There is a component of output, momentum, that doesn't manifest itself instantly with the replacement of high wages with low wages. Decay exists in everything. Poorly maintained plant and equipment break down more often. Poorly engineered products don't last as long. Poor quality of service and product diminishes customer willingness to return for more or refer others when needs arise.

If our economic stimulus programs don't produce another artificial credit-induced wave of consumer spending to make up for the diminishing sales of the old customers, the diminished momentum from displaced experienced labor is going to become evident when the consequences of the inexperienced low wage worker is reflected in declining output, increasing costs, or declining sales.

Busy Boys ... Better Boys
I think this single-minded focus on dollar metrics by economists, business managers, and policy planners is insufficient for solving the real problems facing the global economy. I have a 3-cent US postage stamp I found in my Mom's estate. It has no date on it, but others appear to be from the 1950s. This little 3-cent stamp speaks volumes about the decline in American culture, and it's impact on GDP when we consider the abstractions evident in the Delta Force equation.

It's a picture of newspaper boy on the left walking through a neighborhood.

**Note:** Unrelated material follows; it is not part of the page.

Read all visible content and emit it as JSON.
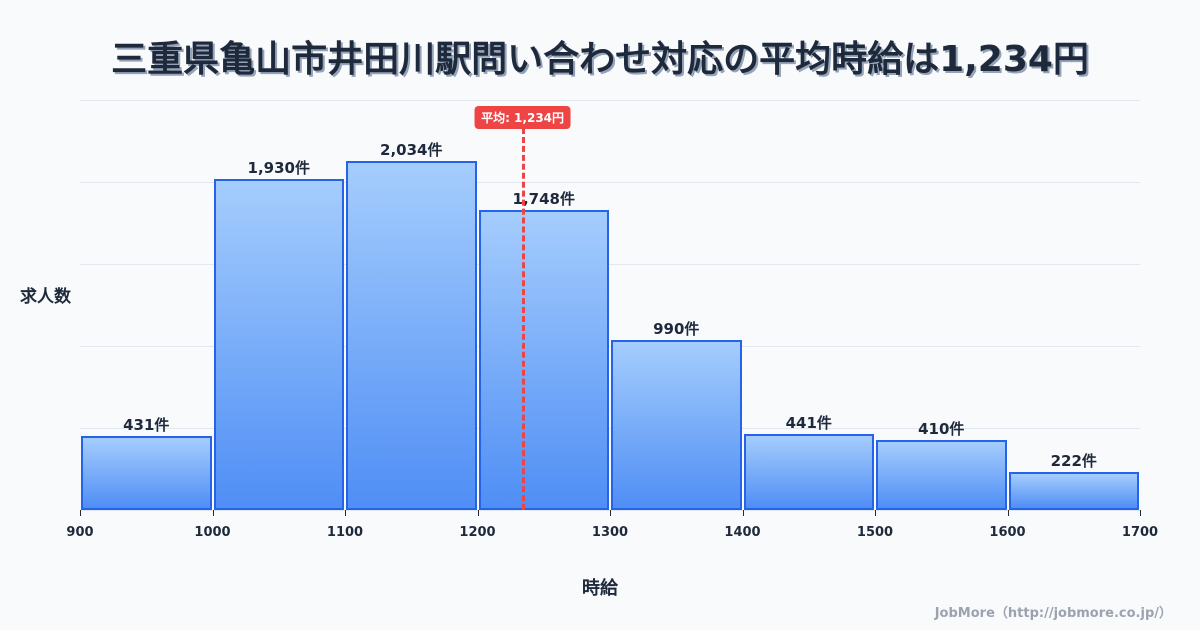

A bag rests over his shoulder with the motto, "Busy Boys ... Better Boys". On the right is a hand holding a torch with the motto, "Free Enterprise". Between them is a statement, "In recognition of the important service rendered their communities and their nation by America's newspaper boys."

We used to call that "work ethic"; it used to be a virtue. I don't recall seeing any government program honoring and extolling the virtues of work ethic like that 1950s postage stamp. Instead the focus is on entitlement, equality, and rights. It's evident, too, when you shop for products and services. Finding anyone with a work ethic that values one's contribution to others is rare, especially in the young. The predominant theme is one's right to income, or making a sale (getting one's money) at the cost of integrity and future product loyalty.

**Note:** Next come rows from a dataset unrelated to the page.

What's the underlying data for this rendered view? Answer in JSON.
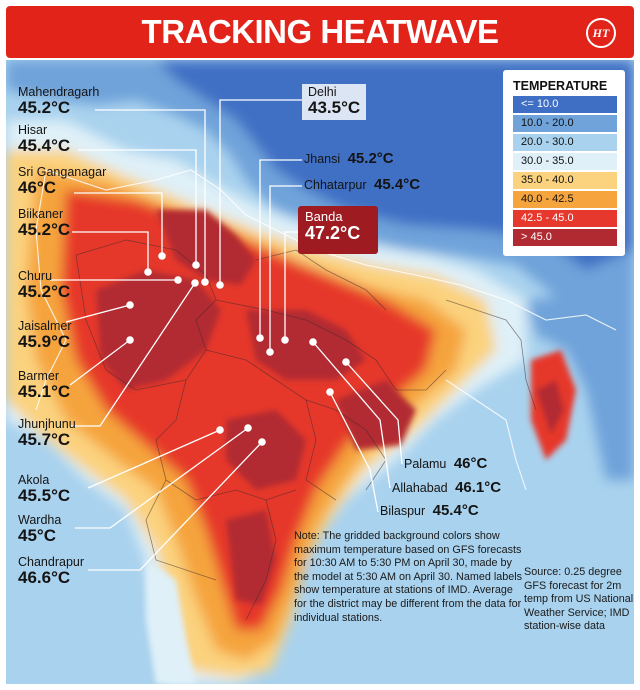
{
  "banner": {
    "title": "TRACKING HEATWAVE",
    "logo_text": "HT"
  },
  "legend": {
    "title": "TEMPERATURE",
    "bins": [
      {
        "label": "<= 10.0",
        "color": "#3f6fc4"
      },
      {
        "label": "10.0 - 20.0",
        "color": "#6fa3da"
      },
      {
        "label": "20.0 - 30.0",
        "color": "#a9d2ee"
      },
      {
        "label": "30.0 - 35.0",
        "color": "#dff0f8"
      },
      {
        "label": "35.0 - 40.0",
        "color": "#fbd27e"
      },
      {
        "label": "40.0 - 42.5",
        "color": "#f5a43e"
      },
      {
        "label": "42.5 - 45.0",
        "color": "#e6382c"
      },
      {
        "label": "> 45.0",
        "color": "#b22a31"
      }
    ]
  },
  "stations": {
    "mahendragarh": {
      "name": "Mahendragarh",
      "temp": "45.2°C"
    },
    "hisar": {
      "name": "Hisar",
      "temp": "45.4°C"
    },
    "sri_ganganagar": {
      "name": "Sri Ganganagar",
      "temp": "46°C"
    },
    "biikaner": {
      "name": "Biikaner",
      "temp": "45.2°C"
    },
    "churu": {
      "name": "Churu",
      "temp": "45.2°C"
    },
    "jaisalmer": {
      "name": "Jaisalmer",
      "temp": "45.9°C"
    },
    "barmer": {
      "name": "Barmer",
      "temp": "45.1°C"
    },
    "jhunjhunu": {
      "name": "Jhunjhunu",
      "temp": "45.7°C"
    },
    "akola": {
      "name": "Akola",
      "temp": "45.5°C"
    },
    "wardha": {
      "name": "Wardha",
      "temp": "45°C"
    },
    "chandrapur": {
      "name": "Chandrapur",
      "temp": "46.6°C"
    },
    "delhi": {
      "name": "Delhi",
      "temp": "43.5°C"
    },
    "jhansi": {
      "name": "Jhansi",
      "temp": "45.2°C"
    },
    "chhatarpur": {
      "name": "Chhatarpur",
      "temp": "45.4°C"
    },
    "banda": {
      "name": "Banda",
      "temp": "47.2°C"
    },
    "palamu": {
      "name": "Palamu",
      "temp": "46°C"
    },
    "allahabad": {
      "name": "Allahabad",
      "temp": "46.1°C"
    },
    "bilaspur": {
      "name": "Bilaspur",
      "temp": "45.4°C"
    }
  },
  "note": "Note: The gridded background colors show maximum temperature based on GFS forecasts for 10:30 AM to 5:30 PM on April 30, made by the model at 5:30 AM on April 30. Named labels show temperature at stations of IMD. Average for the district may be different from the data for individual stations.",
  "source": "Source: 0.25 degree GFS forecast for 2m temp from US National Weather Service; IMD station-wise data"
}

It isn't enough to just get more people earning wages, or keeping wages high to prop up tax revenues. The culture needs to re-discover the value of contributing to the success of others, which is the essence of the old work ethic. The idea that one's existence earns them a fair wage without consideration of their contribution is the essence of the decline in American industry and economic health.

Bad Can Be Good
Declining GDP or contraction of money supply are not problems in and of themselves. They are symptoms of something more fundamental. Whether they are good or bad depends on the essence of the underlying fundamental. A family that lives within it's means is a financially healthy family. If that family had a growing GDP (lots of economic activity based on new debt) they would be creating new money (increasing money supply) as they take on new debt and buy more products and services.

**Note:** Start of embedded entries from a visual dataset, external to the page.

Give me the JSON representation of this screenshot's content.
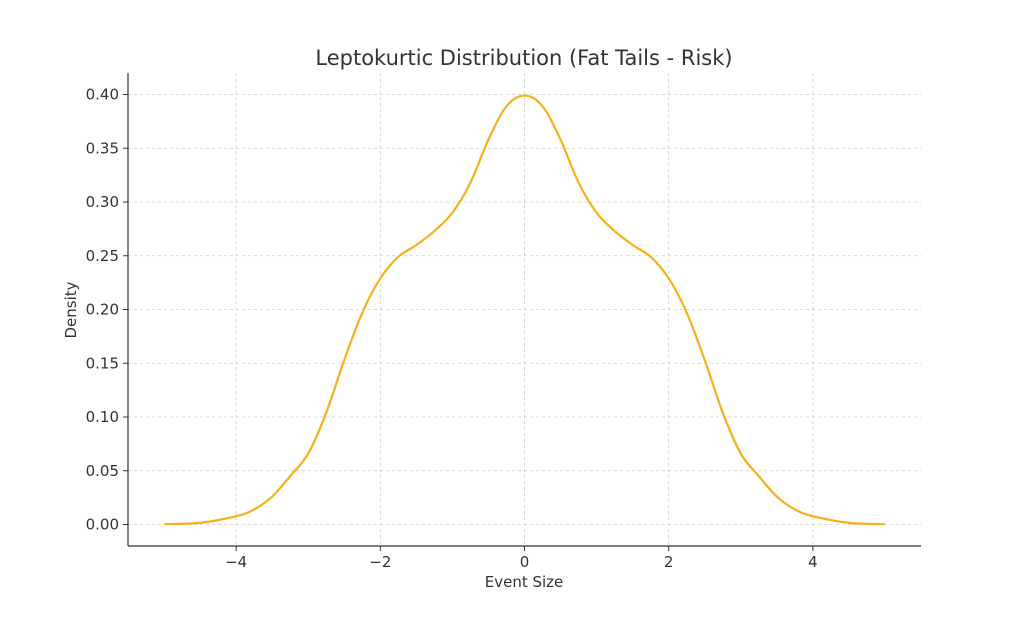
{
  "chart_data": {
    "type": "line",
    "title": "Leptokurtic Distribution (Fat Tails - Risk)",
    "xlabel": "Event Size",
    "ylabel": "Density",
    "xlim": [
      -5.5,
      5.5
    ],
    "ylim": [
      -0.02,
      0.42
    ],
    "xticks": [
      -4,
      -2,
      0,
      2,
      4
    ],
    "xtick_labels": [
      "−4",
      "−2",
      "0",
      "2",
      "4"
    ],
    "yticks": [
      0.0,
      0.05,
      0.1,
      0.15,
      0.2,
      0.25,
      0.3,
      0.35,
      0.4
    ],
    "ytick_labels": [
      "0.00",
      "0.05",
      "0.10",
      "0.15",
      "0.20",
      "0.25",
      "0.30",
      "0.35",
      "0.40"
    ],
    "grid": true,
    "line_color": "#f5b01c",
    "series": [
      {
        "name": "density",
        "x": [
          -5,
          -4.5,
          -4,
          -3.75,
          -3.5,
          -3.25,
          -3,
          -2.75,
          -2.5,
          -2.25,
          -2,
          -1.75,
          -1.5,
          -1.25,
          -1,
          -0.75,
          -0.5,
          -0.25,
          0,
          0.25,
          0.5,
          0.75,
          1,
          1.25,
          1.5,
          1.75,
          2,
          2.25,
          2.5,
          2.75,
          3,
          3.25,
          3.5,
          3.75,
          4,
          4.5,
          5
        ],
        "y": [
          0.0003,
          0.0015,
          0.0077,
          0.014,
          0.026,
          0.045,
          0.066,
          0.104,
          0.153,
          0.197,
          0.229,
          0.249,
          0.26,
          0.273,
          0.29,
          0.318,
          0.358,
          0.389,
          0.399,
          0.389,
          0.358,
          0.318,
          0.29,
          0.273,
          0.26,
          0.249,
          0.229,
          0.197,
          0.153,
          0.104,
          0.066,
          0.045,
          0.026,
          0.014,
          0.0077,
          0.0015,
          0.0003
        ]
      }
    ]
  }
}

If they change their wayward ways, stop incurring new debt, reduce spending to conform to current income, they will flatten their contribution to GDP and contribute to a reduction in money supply. This is good for the family and the community, because there comes a point when economic activity shifts from debt service payment to new product and service output, but at sustainable levels. This was what characterized the decades following the great depression, an age where people understood the good things of life come from hard work, not easy credit.

If the old GDP reflected this old over-spending habit of the community at large (an addiction to "more stuff" now!), a declining GDP may be indicative of a more sustainable and healthy future. Furthermore, to the extent business learns to evaluate their output based on making product more desirable to the consumer, not only on price, it means a higher satisfaction (standard of living) and a more sustainable business model for business.


  1. I read both the John Mauldin newsletter and the UK story you mention in this post. I'm looking forward to see if Mr. Mauldin responds. You're comment about the stamp and the story it speaks of is a good one. It's so true. In my field of work I see that attitude everyday. What a shame.

  2. Alas, nothing from Mr. Mauldin yet. Thanks for the comment.